Wikileaks: Quito sfida Londra, asilo diplomatico a Assange

E’ ormai crisi aperta tra Londra e Quito. Il governo dell’Ecuador ha deciso di concedere l’asilo a Julian Assange, rifugiato dal 19 giugno scorso nell’ambasciata ecuadoriana a Londra. Immediata la replica del governo britannico che ha detto di non voler concedere alcun salvacondotto al fondatore di Wikileaks e ha prospettato tempi molto lunghi per la soluzione della querelle, pur abbassando i toni sulle "minacce" alla sede diplomatica.
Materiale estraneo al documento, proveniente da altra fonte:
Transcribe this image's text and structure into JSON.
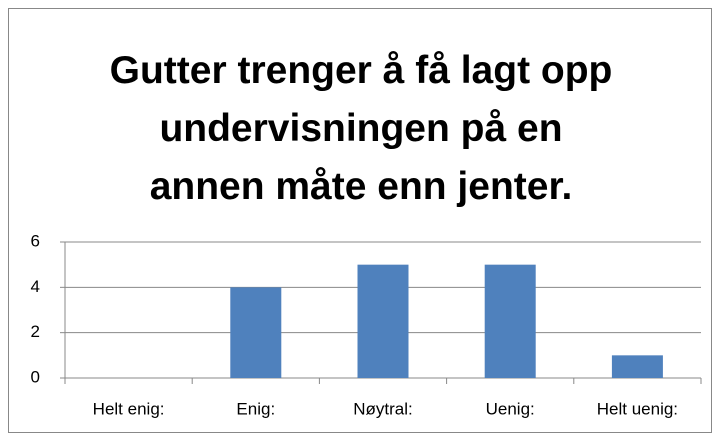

A sua volta il governo svedese si è detto offeso dai dubbi espressi da Quito sull’imparzialità del suo sistema giudiziario, mentre, da oltreoceano, Washington fa sapere di non aver mai fatto pressioni né su Londra né su Stoccolma per mettere le mani su Julian Assange. L’intricata vicenda potrebbe finire davanti ai giudici della Corte internazionale di giustizia dell’Aja, cui i legali di Wikileaks intendono rivolgersi.

L’annuncio del ministro degli Esteri di Quito, Ricardo Patino, è arrivato nel primo pomeriggio (europeo): in conferenza stampa il ministro ha elencato undici punti che giustificano il provvedimento pro-Assange, contemplato dall’articolo 41 della costituzione ecuadoriana. Secondo Patino, il fondatore di WikiLeaks – ricercato dalla Svezia per due incriminazioni per stupro – "potrebbe essere vittima di una persecuzione politica conseguenza delle sue posizioni per la libertà di stampa e in qualsiasi momento potrebbe trovarsi in una situazione pericolosa per la sua vita, la sua sicurezza e la sua integrità personale".
L’annuncio è stato accolto con grida di giubilo e manifestazioni di entusiasmo da parte dei sostenitori di Assange radunati davanti all’ambasciata dell’Ecuador a Londra, sorvegliati da un importante dispositivo di polizia.

Immediata la replica: Londra "non intende garantire alcun salvacondotto a Julian Assange per uscire dal Regno Unito", né esiste "alcuna base legale che ci consentirebbe di farlo", ha chiarito il ministro degli Esteri britannico William Hague. "Il Regno Unito non riconosce il principio di asilo diplomatico", ha proseguito il capo del Foreign Office, che però ha ammorbidito i toni sulla ventilata irruzione alla sede diplomatica. Il ministro ha negato che sia mai esistita alcuna "minaccia" nei confronti dell’ambasciata dell’Ecuador a Londra ma ha poi sottolineato che la querelle "potrebbe andare avanti per un tempo considerevolmente lungo".

La Svezia intanto ha convocato l’ambasciatore ecuadoriano per ricevere spiegazioni sulle accuse di parzialità lanciate dal governo di Quito contro la giustizia svedese. "L’ambasciatore dell’Ecuador è atteso al ministero il prima possibile. Le accuse che (il ministero degli Esteri ecuadoriano) ha formulato sono gravi ed è inaccettabile che l’Ecuador voglia bloccare il processo giudiziario svedese e la cooperazione giudiziaria europea", ha dichiarato alla France Presse il portavoce del ministero svedese degli Affari Esteri, Anders Joerle. Assange è atteso in Svezia per per rispondere delle accuse di stupro e abusi sessuali; una corte britannica ha stabilito che Assange, rifugiato dal 19 giugno nell’ambasciata ecuadoriana a Londra, debba essere estradato.

Il governo americano dal canto suo ha smentito di essere in qualche modo coinvolto nella querelle internazionale che investe il fondatore di Wikileaks e nega di aver mai fatto pressioni su Londra per arrestare Julian Assange. "Si tratta di una questione tra i due paesi coinvolti e non abbiamo intenzione di intrometterci", ha detto Nuland.

La vicenda potrebbe approdare alla Corte Internazionale di Giustizia dell’Aja cui Quito potrebbe rivolgersi per costringere la Gran Bretagna a lasciar partire Julian Assange. "Mi sembra ovvio (…) che potremmo rivolgerci alla Corte Internazionale di Giustizia dell’Aja", ha dichiarato il ministero degli Esteri equadoriano. Oggi l’ex giudice spagnolo Baltasar Garzon, che ha assunto la difesa di Assange, ha detto di voler adire la Corte internazionale se Londra dovesse rifiutarsi di rilasciare un salvacondotto ad Assange per recarsi in Ecuador.